Она точно знала, что сейчас Алессандре хорошо.
Она-то знала… она ведь тоже умерла. Просто не ушла еще… окончательно. Пока она здесь. И сегодня ей стало чуточку тяжелее.
Она не хотела такого для несчастной дурочки, но и сделать что-то другое…
Только отпустить ее.
И точно быть уверенной, что скоро, очень скоро этот огонек зажжется вновь. Моргана не знала, в какой семье, не знала точной даты… скоро.
Сорок дней душа Алессандры будет летать. А потом вернется на землю. И будет уже крылатой.
Может, она будет писать музыку, может, стихи…
Моргана не знала. Но тот, кто познал свободу полета, никогда не станет ползать, как случилось с бедолагой в этой жизни.
Ее величество улыбнулась – и растворилась в полумраке опочивальни.
Никто ее не заметил…
И снова королевский кабинет. И снова двое…
– Проблевался? Или еще тазик приказать?
Его величество смотрел на сына сочувственно. Но… а как тут еще скажешь? Даже ему стало плохо, когда он увидел, ЧТО пыталась родить несчастная. Чудовище, не иначе.

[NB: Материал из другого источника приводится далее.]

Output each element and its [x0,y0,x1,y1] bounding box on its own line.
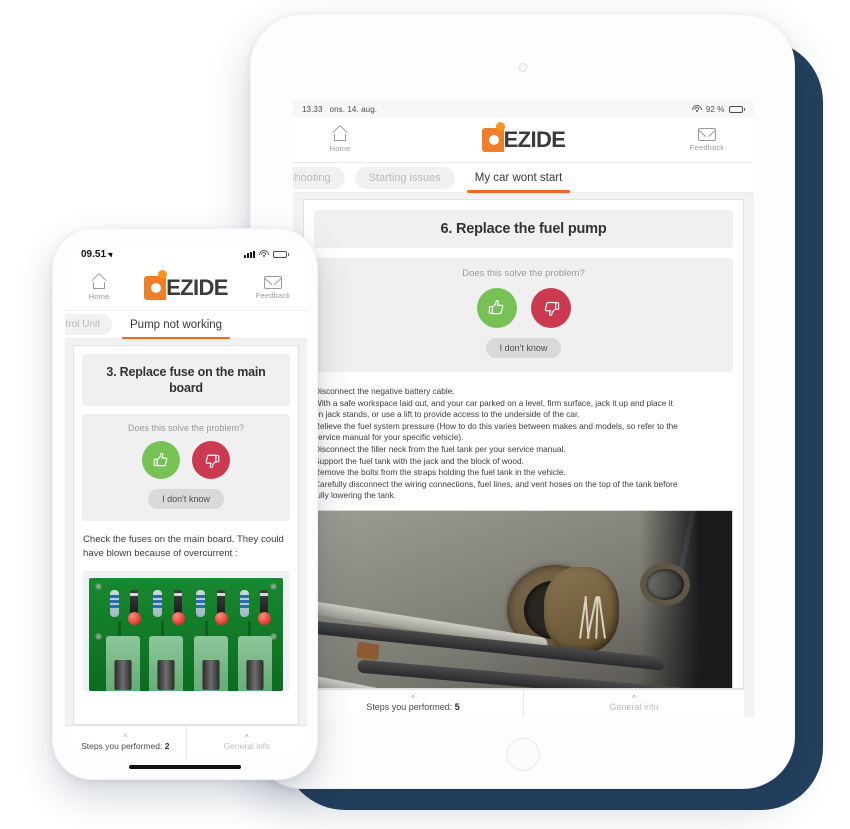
phone-dont-know-button[interactable]: I don't know [148,489,224,509]
tablet-tab-starting-issues[interactable]: Starting issues [354,166,455,189]
dezide-logo: EZIDE [481,121,566,153]
phone-active-tab-label: Pump not working [130,318,223,331]
tablet-home-nav-button[interactable]: Home [311,124,369,153]
tablet-step-line: service manual for your specific vehicle… [314,432,464,443]
logo-dot [158,269,168,279]
phone-feedback-nav-label: Feedback [255,290,291,300]
fuse-board-photo [83,571,289,691]
tablet-steps-performed-text: Steps you performed: 5 [366,702,460,712]
tablet-step-line: With a safe workspace laid out, and your… [314,397,673,408]
thumbs-up-icon[interactable] [142,441,180,479]
logo-wordmark: EZIDE [166,274,228,300]
signal-bars-icon [243,250,255,258]
phone-device: 09.51 Home EZIDE Feedback trol Unit Pump… [52,228,318,780]
tablet-active-tab-label: My car wont start [474,171,563,184]
phone-thumbs-group [90,441,282,479]
tablet-breadcrumb-tabs: shooting Starting issues My car wont sta… [293,163,754,193]
phone-body-text: Check the fuses on the main board. They … [83,534,284,559]
wifi-icon [691,105,702,113]
home-icon [91,272,108,290]
phone-general-info-button[interactable]: ^ General info [185,726,308,759]
tablet-step-line: fully lowering the tank. [314,490,397,501]
tablet-front-camera [518,63,527,72]
thumbs-down-icon[interactable] [530,288,571,328]
phone-content-area: 3. Replace fuse on the main board Does t… [65,339,307,759]
home-icon [332,124,349,142]
phone-solve-question: Does this solve the problem? [127,423,245,433]
phone-breadcrumb-tabs: ntrol Unit Pump not working [65,311,307,340]
wifi-icon [258,250,269,258]
phone-tab-control-unit[interactable]: ntrol Unit [65,314,113,335]
tablet-steps-performed-button[interactable]: ^ Steps you performed: 5 [303,690,523,717]
tablet-solve-question: Does this solve the problem? [462,268,585,279]
tablet-home-button[interactable] [506,738,539,771]
phone-screen: 09.51 Home EZIDE Feedback trol Unit Pump… [65,243,307,759]
tablet-step-line: Relieve the fuel system pressure (How to… [314,420,678,431]
tablet-dont-know-button[interactable]: I don't know [485,338,562,358]
logo-d-block [144,275,167,300]
tablet-feedback-nav-button[interactable]: Feedback [678,127,736,152]
tablet-steps-performed-label: Steps you performed: [366,701,453,712]
screenshot-stage: 13.33 ons. 14. aug. 92 % Home EZIDE Feed… [0,0,850,829]
tablet-step-line: Disconnect the negative battery cable. [314,386,455,396]
thumbs-down-icon[interactable] [192,441,230,479]
battery-icon [728,105,745,113]
logo-d-block [481,127,504,152]
tablet-app-header: Home EZIDE Feedback [293,117,754,163]
tablet-step-instructions: Disconnect the negative battery cable. W… [304,382,743,504]
tablet-tab-troubleshooting[interactable]: shooting [293,166,345,189]
tablet-step-line: Disconnect the filler neck from the fuel… [314,443,566,454]
tablet-screen: 13.33 ons. 14. aug. 92 % Home EZIDE Feed… [293,101,754,717]
phone-tab-pump-not-working[interactable]: Pump not working [120,315,232,340]
phone-step-panel: 3. Replace fuse on the main board Does t… [73,345,299,725]
phone-status-bar: 09.51 [65,243,307,265]
phone-steps-performed-label: Steps you performed: [81,740,163,751]
battery-icon [272,250,289,258]
phone-app-header: Home EZIDE Feedback [65,265,307,311]
phone-solve-card: Does this solve the problem? I don't kno… [82,414,290,521]
phone-home-nav-button[interactable]: Home [75,272,123,301]
phone-bottom-bar: ^ Steps you performed: 2 ^ General info [65,725,307,759]
tablet-status-time: 13.33 [302,104,323,114]
tablet-bottom-bar: ^ Steps you performed: 5 ^ General info [303,689,744,717]
phone-general-info-label: General info [223,740,270,751]
dezide-logo: EZIDE [144,269,228,301]
tablet-status-date: ons. 14. aug. [329,104,378,114]
logo-wordmark: EZIDE [503,126,566,152]
tablet-status-bar: 13.33 ons. 14. aug. 92 % [293,101,754,117]
phone-step-title: 3. Replace fuse on the main board [82,354,290,406]
phone-steps-performed-count: 2 [164,740,170,751]
tablet-general-info-label: General info [609,701,659,712]
phone-feedback-nav-button[interactable]: Feedback [249,275,297,300]
tablet-solve-card: Does this solve the problem? I don't kno… [314,258,733,372]
tablet-device: 13.33 ons. 14. aug. 92 % Home EZIDE Feed… [250,14,795,789]
tablet-feedback-nav-label: Feedback [689,142,725,152]
phone-status-time: 09.51 [81,248,107,260]
tablet-step-line: Carefully disconnect the wiring connecti… [314,478,678,489]
tablet-tab-my-car-wont-start[interactable]: My car wont start [465,168,573,193]
tablet-home-nav-label: Home [329,143,351,153]
phone-steps-performed-button[interactable]: ^ Steps you performed: 2 [65,726,186,759]
mail-icon [263,275,282,289]
tablet-thumbs-group [322,288,725,328]
thumbs-up-icon[interactable] [476,288,517,328]
tablet-general-info-button[interactable]: ^ General info [523,690,744,717]
tablet-step-line: Support the fuel tank with the jack and … [314,455,524,466]
tablet-step-panel: 6. Replace the fuel pump Does this solve… [303,199,744,689]
tablet-steps-performed-count: 5 [454,701,460,712]
phone-home-nav-label: Home [88,291,110,301]
tablet-content-area: 6. Replace the fuel pump Does this solve… [293,193,754,717]
mail-icon [697,127,716,141]
phone-steps-performed-text: Steps you performed: 2 [81,741,169,751]
phone-home-indicator[interactable] [129,765,241,769]
tablet-step-line: Remove the bolts from the straps holding… [314,467,566,478]
logo-dot [495,121,505,131]
tablet-battery-percent: 92 % [705,104,725,114]
tablet-step-line: on jack stands, or use a lift to provide… [314,409,580,420]
location-arrow-icon [107,250,115,258]
tablet-step-title: 6. Replace the fuel pump [314,210,733,248]
fuel-tank-photo [314,509,733,688]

Хорошо, что оно погибло в утробе матери. Если бы оно выжило… да нет! Не могло это существо выжить, никак не могло. Но разве от этого легче?
– Не надо, – хмуро пробормотал принц.
– Ну как? Теперь поверил?
– Поверил…
Филиппо Третий хмыкнул, глядя на сына.
А то не знает он, о чем эта молодежь думает, как же! Они же самые умные и во всем разбираются, и с ними никогда ничего такого не случится. Это отцы-деды… старье! И пора им в лавку или на помойку…
А тут вдруг оказалось, что чудес не бывает. А если и бывают, это очень злые чудеса. Болезненные такие… страшноватые.
Филиппо попросту заблевал всю комнату с роженицей. Когда увидел, когда осознал… и сейчас сидел бледный, несчастный, весь словно выжатый лимон. И причиной этому была вовсе не страсть эданны Франчески.
– Отец… с Ческой такое тоже могло бы… да?
– Или такое, или выкидыш, или… думаешь, это самое страшное? – криво усмехнулся Филиппо. – Молод ты, вот и не понимаешь пока. Страшнее, чем своего мертвого ребенка на руках подержать, может, и нет ничего. Или думаешь, твоя мать от радости умерла так рано? Она ведь не знала, что я причиной… от горя умерла. Считай, я ее в могилу свел. Не любил, но уважал. А тут вот…
Сын понурился, глядя в пол.
– А сейчас – не то?
– Сейчас ты этого монстра видел. Ты его на руки не брал, колыбельные ему не пел, не любил, не надеялся… понимаешь?